At work we use an AMS Neve Genesys Console which is pretty great in a lot of ways. All of the internal routing, panning and channel EQ is totally recallable. Internally, the board is controlled by a PC running a custom Windows 7 front-end/wrapper.
The Genesys can also behave as a HUI control surface for Pro Tools but rather than interfacing with a slew of MIDI cables a Cat5e or Cat6 network cable connects the DAW computer to the Genesys’ internal computer. This isn’t a bad system, but if the DAW computer has multiple ethernet adapters as ours does, the ipMIDI driver gets confused.
ipMIDI isn’t developed by AMS Neve, but rather by a small German company, Nerds.de. The macOS driver is free, fortunately. Windows users must pay a reasonable license fee. I’m not sure why the discrepancy. Presumably Windows development was trickier? Or considered by the developers a niche market?
We are running Pro Tools on a 2012 Mac Pro tower running 10.11.6. First, the most recent drivers (ver1.7) did not function properly on this machine, but downgrading to ver1.6 addressed this. It took a lot of trial and error (and support from Neve) to figure this out!
Anyway, we experienced some difficulty getting the DAW control part of the console to play nice with our machine. There are 3 network adapters internal, including the WiFi adapter we use in the studio to connect to the internet. The FAQ on the ipMIDI homepage offers this advice:
Network traffic is controlled by the so called “Network routing table”. ipMIDI uses the default route like every other application (e.g. Web Browser). To change this behavior, add a routing table entry for ipMIDI’s multicast adress 188.8.131.52. This is done in a command window:
route ADD 184.108.40.206 MASK 255.255.255.0 <static_ip_of_wanted_(W)Lan_card>
route -n add -net 225.0.0 -interface
I followed the instructions to add an entry to the network routing table to direct ipMIDI traffic out a specific interface. This works but what the FAQ doesn’t mention is that on OSX the routing table resets at every shut-down. Every time you power back up, the command must be re-entered.
My band-aid fix has been to to write a brief shell script, make it executable and add it to the Login Items list in the Users pane of the System Preferences.

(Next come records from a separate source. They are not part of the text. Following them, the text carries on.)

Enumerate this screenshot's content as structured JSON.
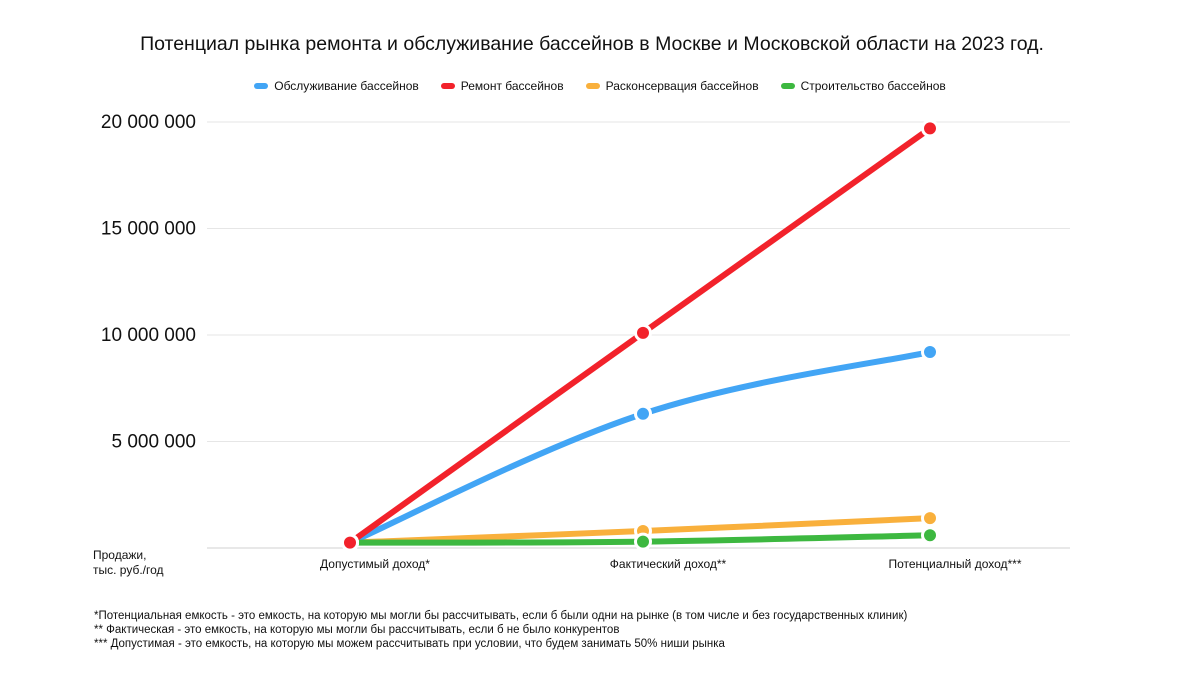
{
  "chart_data": {
    "type": "line",
    "title": "Потенциал рынка ремонта и обслуживание бассейнов в Москве и Московской области на 2023 год.",
    "ylabel": "Продажи,\nтыс. руб./год",
    "categories": [
      "Допустимый доход*",
      "Фактический доход**",
      "Потенциалный доход***"
    ],
    "y_ticks": [
      5000000,
      10000000,
      15000000,
      20000000
    ],
    "y_tick_labels": [
      "5 000 000",
      "10 000 000",
      "15 000 000",
      "20 000 000"
    ],
    "ylim": [
      0,
      20000000
    ],
    "grid": true,
    "legend_position": "top-center",
    "series": [
      {
        "name": "Обслуживание бассейнов",
        "color": "#42A5F5",
        "values": [
          250000,
          6300000,
          9200000
        ]
      },
      {
        "name": "Ремонт бассейнов",
        "color": "#F2222B",
        "values": [
          250000,
          10100000,
          19700000
        ]
      },
      {
        "name": "Расконсервация бассейнов",
        "color": "#F9B03C",
        "values": [
          250000,
          800000,
          1400000
        ]
      },
      {
        "name": "Строительство бассейнов",
        "color": "#3DB840",
        "values": [
          250000,
          300000,
          600000
        ]
      }
    ]
  },
  "footnotes": [
    "*Потенциальная емкость - это емкость, на которую мы могли бы рассчитывать, если б были одни на рынке (в том числе и без государственных клиник)",
    "** Фактическая - это емкость, на которую мы могли бы рассчитывать, если б не было конкурентов",
    "*** Допустимая - это емкость, на которую мы можем рассчитывать при условии, что будем занимать 50% ниши рынка"
  ]
}
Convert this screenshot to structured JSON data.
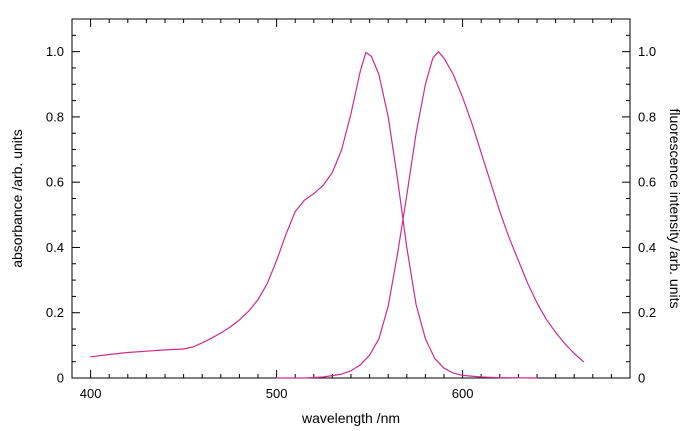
{
  "chart_data": {
    "type": "line",
    "xlabel": "wavelength /nm",
    "ylabel": "absorbance /arb. units",
    "y2label": "fluorescence intensity /arb. units",
    "xlim": [
      390,
      690
    ],
    "ylim": [
      0,
      1.1
    ],
    "y2lim": [
      0,
      1.1
    ],
    "x_ticks": [
      400,
      500,
      600
    ],
    "y_ticks": [
      0,
      0.2,
      0.4,
      0.6,
      0.8,
      1.0
    ],
    "y_tick_labels": [
      "0",
      "0.2",
      "0.4",
      "0.6",
      "0.8",
      "1.0"
    ],
    "y2_ticks": [
      0,
      0.2,
      0.4,
      0.6,
      0.8,
      1.0
    ],
    "y2_tick_labels": [
      "0",
      "0.2",
      "0.4",
      "0.6",
      "0.8",
      "1.0"
    ],
    "grid": false,
    "line_color": "#cc2c8f",
    "series": [
      {
        "axis": "left",
        "points": [
          [
            400,
            0.065
          ],
          [
            410,
            0.072
          ],
          [
            420,
            0.078
          ],
          [
            430,
            0.082
          ],
          [
            440,
            0.086
          ],
          [
            450,
            0.089
          ],
          [
            455,
            0.095
          ],
          [
            460,
            0.108
          ],
          [
            465,
            0.122
          ],
          [
            470,
            0.138
          ],
          [
            475,
            0.156
          ],
          [
            480,
            0.178
          ],
          [
            485,
            0.205
          ],
          [
            490,
            0.24
          ],
          [
            495,
            0.29
          ],
          [
            500,
            0.36
          ],
          [
            505,
            0.44
          ],
          [
            510,
            0.51
          ],
          [
            515,
            0.545
          ],
          [
            520,
            0.565
          ],
          [
            525,
            0.59
          ],
          [
            530,
            0.63
          ],
          [
            535,
            0.7
          ],
          [
            540,
            0.81
          ],
          [
            545,
            0.94
          ],
          [
            548,
            0.998
          ],
          [
            551,
            0.985
          ],
          [
            555,
            0.93
          ],
          [
            560,
            0.8
          ],
          [
            565,
            0.61
          ],
          [
            570,
            0.4
          ],
          [
            575,
            0.225
          ],
          [
            580,
            0.12
          ],
          [
            585,
            0.06
          ],
          [
            590,
            0.03
          ],
          [
            595,
            0.015
          ],
          [
            600,
            0.008
          ],
          [
            610,
            0.003
          ],
          [
            620,
            0.001
          ],
          [
            640,
            0.0
          ]
        ]
      },
      {
        "axis": "right",
        "points": [
          [
            500,
            0.0
          ],
          [
            515,
            0.0
          ],
          [
            525,
            0.003
          ],
          [
            535,
            0.012
          ],
          [
            540,
            0.022
          ],
          [
            545,
            0.04
          ],
          [
            550,
            0.07
          ],
          [
            555,
            0.12
          ],
          [
            560,
            0.22
          ],
          [
            565,
            0.38
          ],
          [
            570,
            0.56
          ],
          [
            575,
            0.75
          ],
          [
            580,
            0.9
          ],
          [
            584,
            0.98
          ],
          [
            587,
            1.0
          ],
          [
            590,
            0.98
          ],
          [
            595,
            0.93
          ],
          [
            600,
            0.86
          ],
          [
            605,
            0.78
          ],
          [
            610,
            0.69
          ],
          [
            615,
            0.6
          ],
          [
            620,
            0.51
          ],
          [
            625,
            0.43
          ],
          [
            630,
            0.36
          ],
          [
            635,
            0.29
          ],
          [
            640,
            0.23
          ],
          [
            645,
            0.18
          ],
          [
            650,
            0.14
          ],
          [
            655,
            0.105
          ],
          [
            660,
            0.075
          ],
          [
            665,
            0.05
          ]
        ]
      }
    ]
  }
}
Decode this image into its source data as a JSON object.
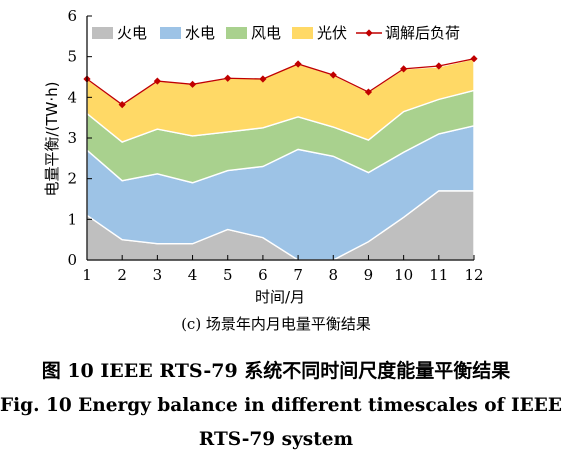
{
  "chart_data": {
    "type": "area",
    "stacked": true,
    "x": [
      1,
      2,
      3,
      4,
      5,
      6,
      7,
      8,
      9,
      10,
      11,
      12
    ],
    "xlabel": "时间/月",
    "ylabel": "电量平衡/(TW·h)",
    "xlim": [
      1,
      12
    ],
    "ylim": [
      0,
      6
    ],
    "yticks": [
      0,
      1,
      2,
      3,
      4,
      5,
      6
    ],
    "grid": false,
    "legend_position": "top",
    "series": [
      {
        "name": "火电",
        "type": "area",
        "color": "#bfbfbf",
        "values": [
          1.1,
          0.5,
          0.4,
          0.4,
          0.75,
          0.55,
          0.0,
          0.0,
          0.45,
          1.05,
          1.7,
          1.7
        ]
      },
      {
        "name": "水电",
        "type": "area",
        "color": "#9dc3e6",
        "values": [
          1.6,
          1.45,
          1.72,
          1.5,
          1.45,
          1.75,
          2.72,
          2.55,
          1.7,
          1.6,
          1.4,
          1.6
        ]
      },
      {
        "name": "风电",
        "type": "area",
        "color": "#a9d18e",
        "values": [
          0.9,
          0.95,
          1.1,
          1.15,
          0.95,
          0.95,
          0.8,
          0.72,
          0.8,
          1.0,
          0.85,
          0.87
        ]
      },
      {
        "name": "光伏",
        "type": "area",
        "color": "#ffd966",
        "values": [
          0.85,
          0.92,
          1.18,
          1.27,
          1.32,
          1.22,
          1.3,
          1.28,
          1.18,
          1.05,
          0.8,
          0.78
        ]
      },
      {
        "name": "调解后负荷",
        "type": "line",
        "color": "#c00000",
        "values": [
          4.45,
          3.82,
          4.4,
          4.32,
          4.47,
          4.45,
          4.82,
          4.55,
          4.13,
          4.7,
          4.77,
          4.95
        ]
      }
    ]
  },
  "captions": {
    "sub": "(c)  场景年内月电量平衡结果",
    "cn": "图 10    IEEE RTS-79 系统不同时间尺度能量平衡结果",
    "en_line1": "Fig. 10    Energy balance in different timescales of IEEE",
    "en_line2": "RTS-79 system"
  }
}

The script still runs in the terminal and requires a password because of sudo:
sudo route -n add -net 225.0.0 -interface en0
For some reason I had a hard time getting this script to execute properly with the Login Items list so I triggered it using another shell script which would just call upon the original:
nohup sudo /Library/StartupItems/AddRoutes/routeipMIDI.sh &
Deep in the UNIX/BSD sub-layer of macOS there’s a sudoers file which dictates which users can execute which commands, and whether or not they need a password to do so. If I make a NOPASSWD exception for this user and this specific script in the sudoers file I avoid having type my password a second time on login:
This is okay, but irritating because the user still needs to close a Terminal window at every login. For the users I share this workstation with, that is confusing.
The bodge I used to address this was found on this Stack Overflow page:
So, stealing a trick from one of the commenters there, I append the following command to my shell script:
osascript -e "do shell script \"osascript -e \\\"tell application \\\\\\\"Terminal\\\\\\\" to quit\\\" &> /dev/null &\""; exit
The osascript command executes a bit of Applescript from in the terminal.

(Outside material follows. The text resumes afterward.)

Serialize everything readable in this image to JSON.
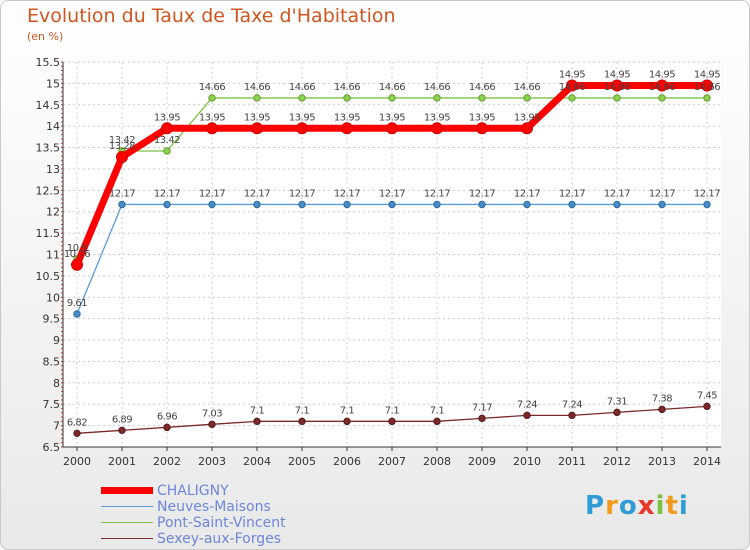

Now the script does its thing and then immediately ends the session, closes the window and quits ther Terminal application. This all happens fast enough that if the user isn’t paying close attention they won’t even see any of this happening.
For the time being, this works. I would love to hear about a more elegant solution. Like, how the hell do you make a permanent addition to the routing table in macOS? In the meantime, this does the trick.